While I no longer accept skeptical theism, I think this argument is mistaken. I am going to be very rough probabilistically here. To do this precisely, would require bringing in appropriate measures of correlation, and then the post would be snowed under with technicalities. The technicalities in this case are important, and I have not worked them out, so maybe what I say will ultimately fail. But let's try to be rough here.
Any action has foreseeable and unforeseeable consequences. We all agree on this, even if we are not skeptical theists. The only difference is that the skeptical theist thinks that the unforeseeable ones may be much larger than we think. Now, there are, basically, three possibilities about the space of all possible actions:
- There is no correlation between the values of foreseeable and unforeseeable consequences.
- There is a positive correlation between the values of foreseeable and unforeseeable consequences.
- There is a negative correlation between the values of foreseeable and unforeseeable consequences.
The quick version of my rough argument is this. Even given skeptical theism, we have no reason to accept (3).
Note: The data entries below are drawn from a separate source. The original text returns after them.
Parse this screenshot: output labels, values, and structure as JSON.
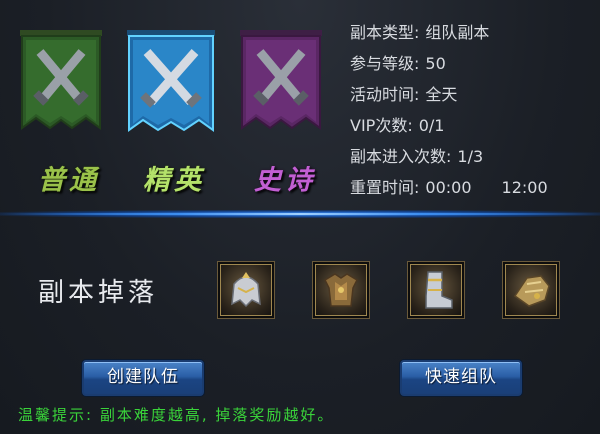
{
  "modes": {
    "normal_label": "普通",
    "elite_label": "精英",
    "epic_label": "史诗",
    "selected": "精英"
  },
  "info": {
    "type_key": "副本类型:",
    "type_val": "组队副本",
    "level_key": "参与等级:",
    "level_val": "50",
    "time_key": "活动时间:",
    "time_val": "全天",
    "vip_key": "VIP次数:",
    "vip_val": "0/1",
    "entry_key": "副本进入次数:",
    "entry_val": "1/3",
    "reset_key": "重置时间:",
    "reset_val1": "00:00",
    "reset_val2": "12:00"
  },
  "drops": {
    "title": "副本掉落",
    "items": [
      "helmet-icon",
      "armor-icon",
      "boots-icon",
      "gauntlet-icon"
    ]
  },
  "buttons": {
    "create_team": "创建队伍",
    "quick_team": "快速组队"
  },
  "tip": "温馨提示: 副本难度越高, 掉落奖励越好。",
  "colors": {
    "normal": "#9ac24a",
    "elite": "#b4e26a",
    "epic": "#c25fd3",
    "tip": "#3ad33a"
  }
}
But given either (1) or (2), we should prevent evils when the foreseeable consequences are good, without worrying unduly about unforeseeable consequences. For unless there is a negative correlation between the values of the foreseeable and unforeseeable consequences, it is not more likely that something unforeseeable and bad will come of preventing the evil than that something unforeseeable and good will come of preventing the evil.
Skeptical theism makes (1) plausible. Naturalism makes (1) or (2) somewhat plausible (evolutionarily, we would likely develop choice-procedures that have beneficial unforeseeable consequences). In either case, we have no reason to accept (3), I think.